Security Configuration¶

For production use, configure a webhook secret:

Generate a secure secret:
```
openssl rand -hex 32
```
Update the systemd service:
```
systemctl edit docs-webhook
```

Add the environment variable:

[Service]
Environment="WEBHOOK_SECRET=your-generated-secret"

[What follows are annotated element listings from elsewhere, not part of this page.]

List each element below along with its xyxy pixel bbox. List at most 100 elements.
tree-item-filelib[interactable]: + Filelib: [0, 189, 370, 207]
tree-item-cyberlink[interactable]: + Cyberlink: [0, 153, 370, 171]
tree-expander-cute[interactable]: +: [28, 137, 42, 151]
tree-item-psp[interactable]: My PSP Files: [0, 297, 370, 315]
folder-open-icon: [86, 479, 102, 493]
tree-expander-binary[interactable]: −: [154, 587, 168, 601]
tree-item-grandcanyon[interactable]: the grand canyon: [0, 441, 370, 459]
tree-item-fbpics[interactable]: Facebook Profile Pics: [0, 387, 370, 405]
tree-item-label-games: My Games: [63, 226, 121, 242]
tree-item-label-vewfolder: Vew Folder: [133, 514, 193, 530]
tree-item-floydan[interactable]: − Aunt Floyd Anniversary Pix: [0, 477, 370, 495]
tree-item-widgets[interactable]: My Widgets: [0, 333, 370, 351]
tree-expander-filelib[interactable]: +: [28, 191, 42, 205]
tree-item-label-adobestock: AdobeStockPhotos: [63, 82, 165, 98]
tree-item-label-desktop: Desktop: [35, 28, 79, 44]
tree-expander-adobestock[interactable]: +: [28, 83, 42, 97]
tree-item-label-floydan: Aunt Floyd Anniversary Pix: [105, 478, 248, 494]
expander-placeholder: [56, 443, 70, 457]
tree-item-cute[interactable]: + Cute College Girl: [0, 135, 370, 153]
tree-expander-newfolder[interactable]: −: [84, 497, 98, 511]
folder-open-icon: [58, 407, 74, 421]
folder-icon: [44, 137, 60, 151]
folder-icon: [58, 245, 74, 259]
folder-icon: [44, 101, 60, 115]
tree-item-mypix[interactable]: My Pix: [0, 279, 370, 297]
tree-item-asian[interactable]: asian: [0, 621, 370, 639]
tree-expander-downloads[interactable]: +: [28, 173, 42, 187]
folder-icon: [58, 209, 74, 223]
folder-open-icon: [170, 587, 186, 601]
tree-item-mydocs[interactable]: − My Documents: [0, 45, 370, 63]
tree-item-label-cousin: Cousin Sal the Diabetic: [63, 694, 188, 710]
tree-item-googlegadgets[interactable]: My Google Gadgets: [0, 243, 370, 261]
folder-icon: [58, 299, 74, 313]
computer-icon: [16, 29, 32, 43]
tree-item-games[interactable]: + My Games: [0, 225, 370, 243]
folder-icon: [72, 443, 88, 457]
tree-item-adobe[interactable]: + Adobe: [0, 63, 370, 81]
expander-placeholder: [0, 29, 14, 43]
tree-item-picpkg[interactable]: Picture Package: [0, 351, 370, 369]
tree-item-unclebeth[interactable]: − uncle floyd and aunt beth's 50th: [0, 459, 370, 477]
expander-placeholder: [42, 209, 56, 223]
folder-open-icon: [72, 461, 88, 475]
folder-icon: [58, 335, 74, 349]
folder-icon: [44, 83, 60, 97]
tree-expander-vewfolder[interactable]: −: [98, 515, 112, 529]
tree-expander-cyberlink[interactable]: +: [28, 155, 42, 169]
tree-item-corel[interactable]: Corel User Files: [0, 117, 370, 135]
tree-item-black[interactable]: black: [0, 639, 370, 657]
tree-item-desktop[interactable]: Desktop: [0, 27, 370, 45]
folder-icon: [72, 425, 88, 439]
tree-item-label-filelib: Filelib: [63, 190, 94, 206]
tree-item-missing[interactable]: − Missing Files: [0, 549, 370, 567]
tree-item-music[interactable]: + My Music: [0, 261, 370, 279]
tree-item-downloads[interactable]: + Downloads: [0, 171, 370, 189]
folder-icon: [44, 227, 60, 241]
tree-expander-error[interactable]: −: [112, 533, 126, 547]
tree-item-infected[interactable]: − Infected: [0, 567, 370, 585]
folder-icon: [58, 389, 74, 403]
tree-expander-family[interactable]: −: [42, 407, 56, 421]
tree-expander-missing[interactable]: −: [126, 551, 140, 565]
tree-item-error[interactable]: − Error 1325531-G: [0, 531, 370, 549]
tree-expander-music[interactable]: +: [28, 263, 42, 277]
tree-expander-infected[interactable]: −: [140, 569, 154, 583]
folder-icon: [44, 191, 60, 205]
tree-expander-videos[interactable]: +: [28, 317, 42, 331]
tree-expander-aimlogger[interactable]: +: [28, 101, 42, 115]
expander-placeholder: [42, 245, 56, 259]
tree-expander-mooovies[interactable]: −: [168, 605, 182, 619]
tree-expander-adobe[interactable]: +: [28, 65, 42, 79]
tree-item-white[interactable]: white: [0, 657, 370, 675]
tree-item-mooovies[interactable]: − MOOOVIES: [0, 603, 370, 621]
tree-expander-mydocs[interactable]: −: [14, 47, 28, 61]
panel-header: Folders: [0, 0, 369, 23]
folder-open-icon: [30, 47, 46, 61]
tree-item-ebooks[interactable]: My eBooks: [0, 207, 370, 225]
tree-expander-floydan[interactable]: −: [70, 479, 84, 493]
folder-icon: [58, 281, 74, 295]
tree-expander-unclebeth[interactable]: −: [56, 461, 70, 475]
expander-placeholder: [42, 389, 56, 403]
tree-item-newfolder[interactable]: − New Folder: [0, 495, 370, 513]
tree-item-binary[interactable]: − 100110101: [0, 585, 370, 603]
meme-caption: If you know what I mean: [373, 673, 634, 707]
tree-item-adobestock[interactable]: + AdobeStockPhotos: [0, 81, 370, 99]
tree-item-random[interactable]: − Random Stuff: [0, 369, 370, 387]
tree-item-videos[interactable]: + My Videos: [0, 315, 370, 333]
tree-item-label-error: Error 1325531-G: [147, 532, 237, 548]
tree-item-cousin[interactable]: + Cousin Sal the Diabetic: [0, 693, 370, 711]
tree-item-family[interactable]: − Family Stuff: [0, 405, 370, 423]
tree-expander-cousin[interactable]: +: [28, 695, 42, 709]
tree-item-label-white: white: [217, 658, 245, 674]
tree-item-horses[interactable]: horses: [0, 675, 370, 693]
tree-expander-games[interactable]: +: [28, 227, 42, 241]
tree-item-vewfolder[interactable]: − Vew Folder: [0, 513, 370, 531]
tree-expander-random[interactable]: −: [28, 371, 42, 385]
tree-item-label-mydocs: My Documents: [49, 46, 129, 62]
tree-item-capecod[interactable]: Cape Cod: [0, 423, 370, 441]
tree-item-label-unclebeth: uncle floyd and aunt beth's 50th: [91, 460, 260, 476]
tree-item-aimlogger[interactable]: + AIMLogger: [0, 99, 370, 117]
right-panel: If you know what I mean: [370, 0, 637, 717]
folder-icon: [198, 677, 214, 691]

Use the same secret in Gitea webhook configuration

Usage¶

Automatic Builds¶

Documentation is automatically rebuilt when:

Code is pushed to the main branch
A webhook request is received
The rebuild is manually triggered

Manual Rebuild¶

To manually rebuild documentation:

# Option 1: Direct script execution
/opt/vpn-exit-controller/scripts/rebuild-docs.sh

# Option 2: Trigger via webhook
curl -X POST http://localhost:8888/rebuild-docs

# Option 3: With webhook secret
curl -X POST http://localhost:8888/rebuild-docs \
  -H "X-Hub-Signature-256: sha256=your-signature"

Monitoring¶

Check the system status:

# Webhook service status
systemctl status docs-webhook

# Container status
docker ps | grep vpn-docs

# Recent rebuilds
tail -f /opt/vpn-exit-controller/logs/docs-rebuild.log

# Webhook activity
tail -f /opt/vpn-exit-controller/logs/webhook.log

Troubleshooting¶

Common Issues¶

Webhook Not Triggering¶

Check service status:

systemctl status docs-webhook
journalctl -u docs-webhook -f

Test webhook connectivity:

curl -X POST http://localhost:8888/rebuild-docs

Verify Gitea can reach the webhook URL

Build Failures¶

Check Docker logs:
```
docker logs vpn-docs
```

Manually test the build:

cd /opt/vpn-exit-controller/mkdocs-site
docker-compose build

Check disk space:
```
df -h
```

Site Not Accessible¶

Verify container health:

docker inspect vpn-docs --format='{{.State.Health.Status}}'

Check Traefik routing:
```
docker logs traefik | grep vpn-docs
```
Test SSL certificate:
```
curl -vI https://vpn-docs.rbnk.uk
```

Log Locations¶

Webhook logs: /opt/vpn-exit-controller/logs/webhook.log
Rebuild logs: /opt/vpn-exit-controller/logs/docs-rebuild.log
Container logs: docker logs vpn-docs
Service logs: journalctl -u docs-webhook

Maintenance¶

Regular Tasks¶

Monitor disk usage - Documentation builds can consume space
Review logs - Check for failed builds or security issues
Update dependencies - Keep MkDocs and plugins updated
Rotate logs - Ensure log files don't grow too large

Updates¶

To update the documentation system:

Update MkDocs dependencies:

cd /opt/vpn-exit-controller/mkdocs-site
# Update requirements.txt
docker-compose build --no-cache

Update webhook server:

# Modify the Python script
systemctl restart docs-webhook

Performance¶

The documentation build process:

Takes 1-2 minutes to complete
Uses minimal CPU during normal operation
Requires ~500MB disk space for build cache
Serves static files efficiently via Nginx

Security Considerations¶

Webhook Authentication: Always use a secret in production
Network Access: Limit webhook access to trusted sources
Container Isolation: Runs with minimal privileges
SSL/TLS: All public access uses HTTPS via Traefik
Input Validation: Webhook server validates all inputs

Future Enhancements¶

Potential improvements to consider:

Deployment Guide - Overall system deployment
Maintenance Guide - System maintenance procedures
Troubleshooting Guide - General troubleshooting

Quick Test

To test if the documentation build system is working, make a small change to any .md file, commit, and push. You should see the documentation automatically rebuild within 2-3 minutes.